Y yo me encuentro de este lado del espectro —porque esta vaina es un espectro, más intrincado que la sexualidad millenial— viendo desde fuera cómo se les va la vida venezolaneando, casi como el síndrome del miembro fantasma: esa percepción de sensaciones de que un miembro amputado todavía está conectado al cuerpo y está funcionando con el resto de este. O, en este caso, el inmigrante que siente que aún está en Venezuela. Que se lo merece todo, que puede comportarse como quiera, donde sea, pues es mayoría y puede. Porque es una víctima de un régimen espantoso que ha destruido nuestra moral, aplastado nuestra historia y desgarrado cualquier esperanza de progreso en la tierra donde nacimos.

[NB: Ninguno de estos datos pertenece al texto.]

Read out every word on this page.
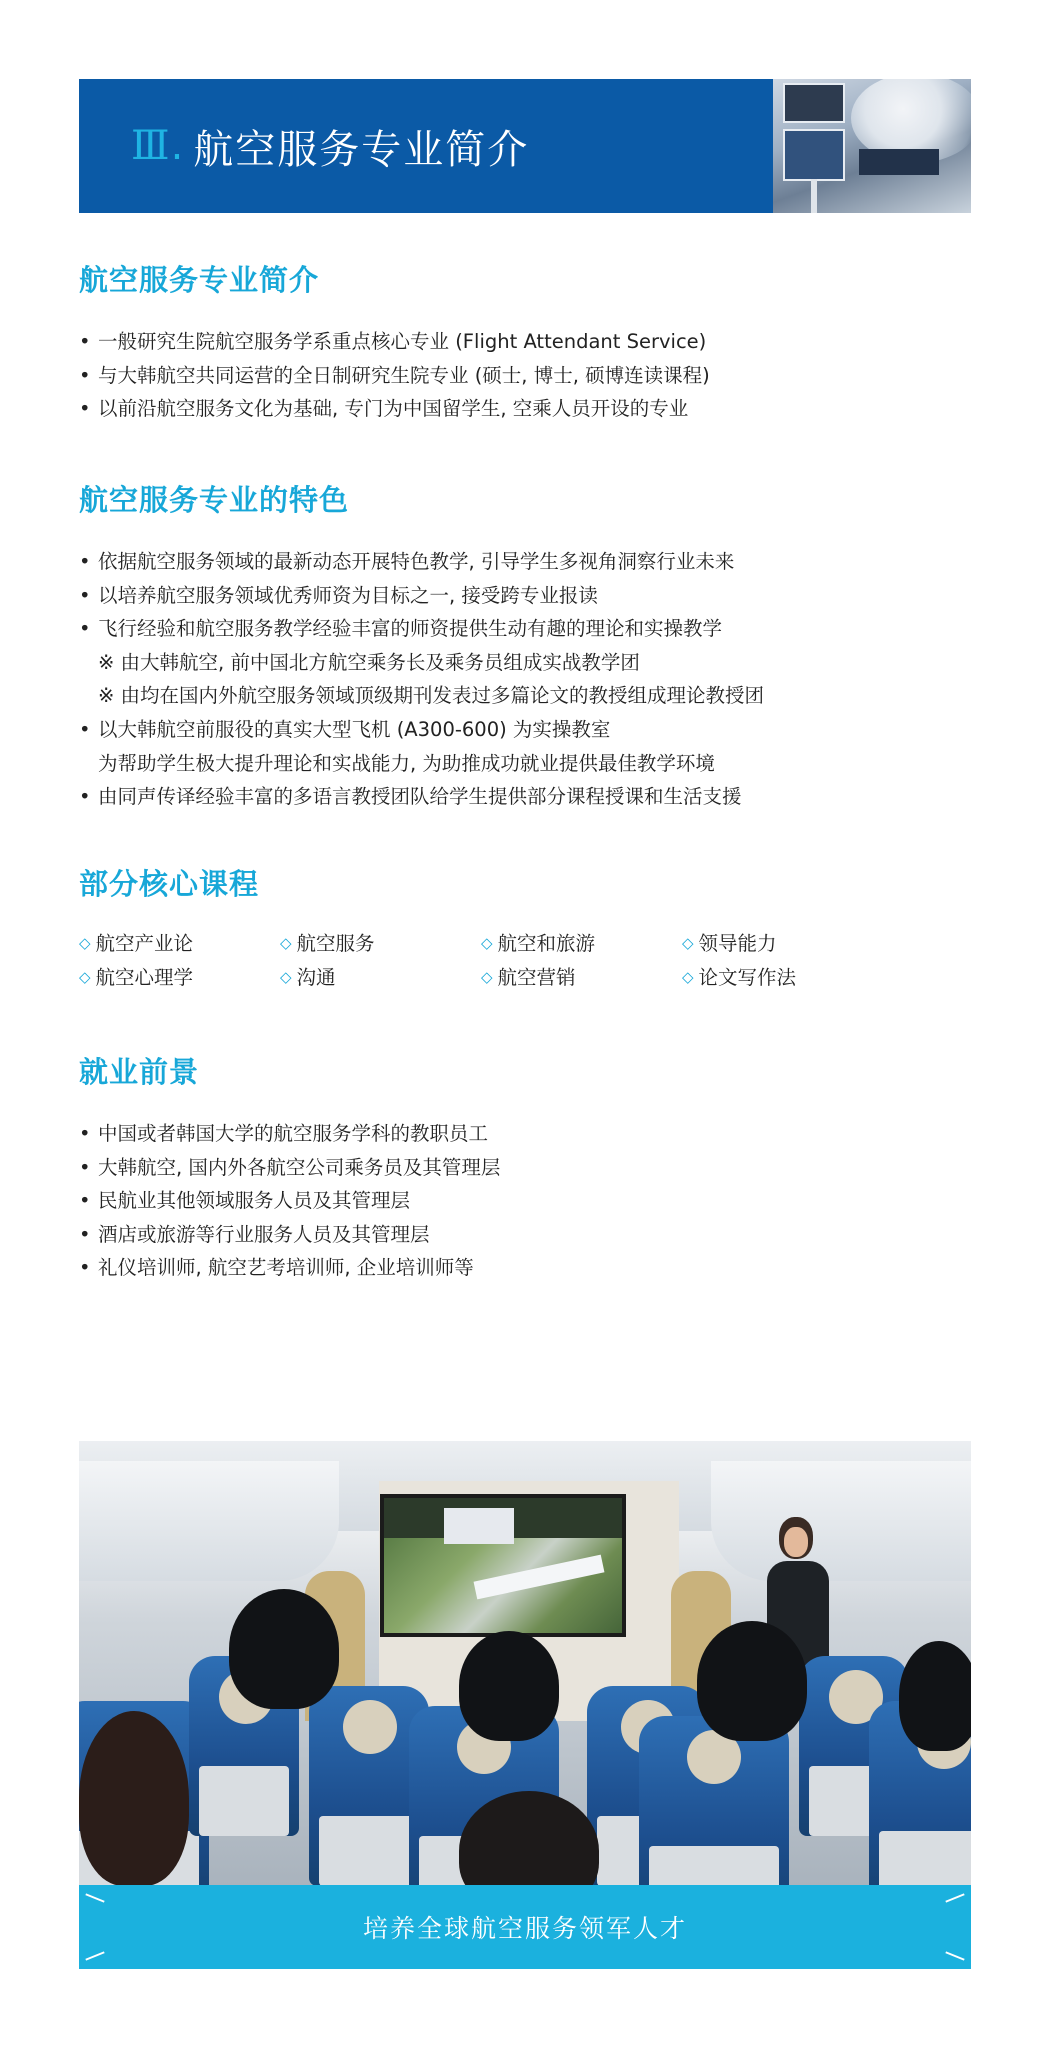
Ⅲ . 航空服务专业简介
航空服务专业简介
• 一般研究生院航空服务学系重点核心专业 (Flight Attendant Service)
• 与大韩航空共同运营的全日制研究生院专业 (硕士, 博士, 硕博连读课程)
• 以前沿航空服务文化为基础, 专门为中国留学生, 空乘人员开设的专业
航空服务专业的特色
• 依据航空服务领域的最新动态开展特色教学, 引导学生多视角洞察行业未来
• 以培养航空服务领域优秀师资为目标之一, 接受跨专业报读
• 飞行经验和航空服务教学经验丰富的师资提供生动有趣的理论和实操教学
※ 由大韩航空, 前中国北方航空乘务长及乘务员组成实战教学团
※ 由均在国内外航空服务领域顶级期刊发表过多篇论文的教授组成理论教授团
• 以大韩航空前服役的真实大型飞机 (A300-600) 为实操教室
为帮助学生极大提升理论和实战能力, 为助推成功就业提供最佳教学环境
• 由同声传译经验丰富的多语言教授团队给学生提供部分课程授课和生活支援
部分核心课程
◇ 航空产业论	◇ 航空服务	◇ 航空和旅游	◇ 领导能力
◇ 航空心理学	◇ 沟通	◇ 航空营销	◇ 论文写作法
就业前景
• 中国或者韩国大学的航空服务学科的教职员工
• 大韩航空, 国内外各航空公司乘务员及其管理层
• 民航业其他领域服务人员及其管理层
• 酒店或旅游等行业服务人员及其管理层
• 礼仪培训师, 航空艺考培训师, 企业培训师等
培养全球航空服务领军人才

Por esa amputación en forma de éxodo —y quien diga exilio va preso porque irse siempre ha sido voluntario a menos que te hayan puesto un auto de detención y te escapaste de la PTJ o como se llame— voy cambiándome de acera cuando escucho el primer “mariiiico” con los decibeles a reventar, en un grupito parado afuera de un bar de reggaetón, y hasta empiezo a hablar en inglés para que no me pregunten “¿mira, chama, y tú dónde estudiaste?”. Yo miro pa’bajo, camino rapidito y rezo todos los días por no encontrarme a nadie en la calle.

A menos, claro, que sean mis amigos.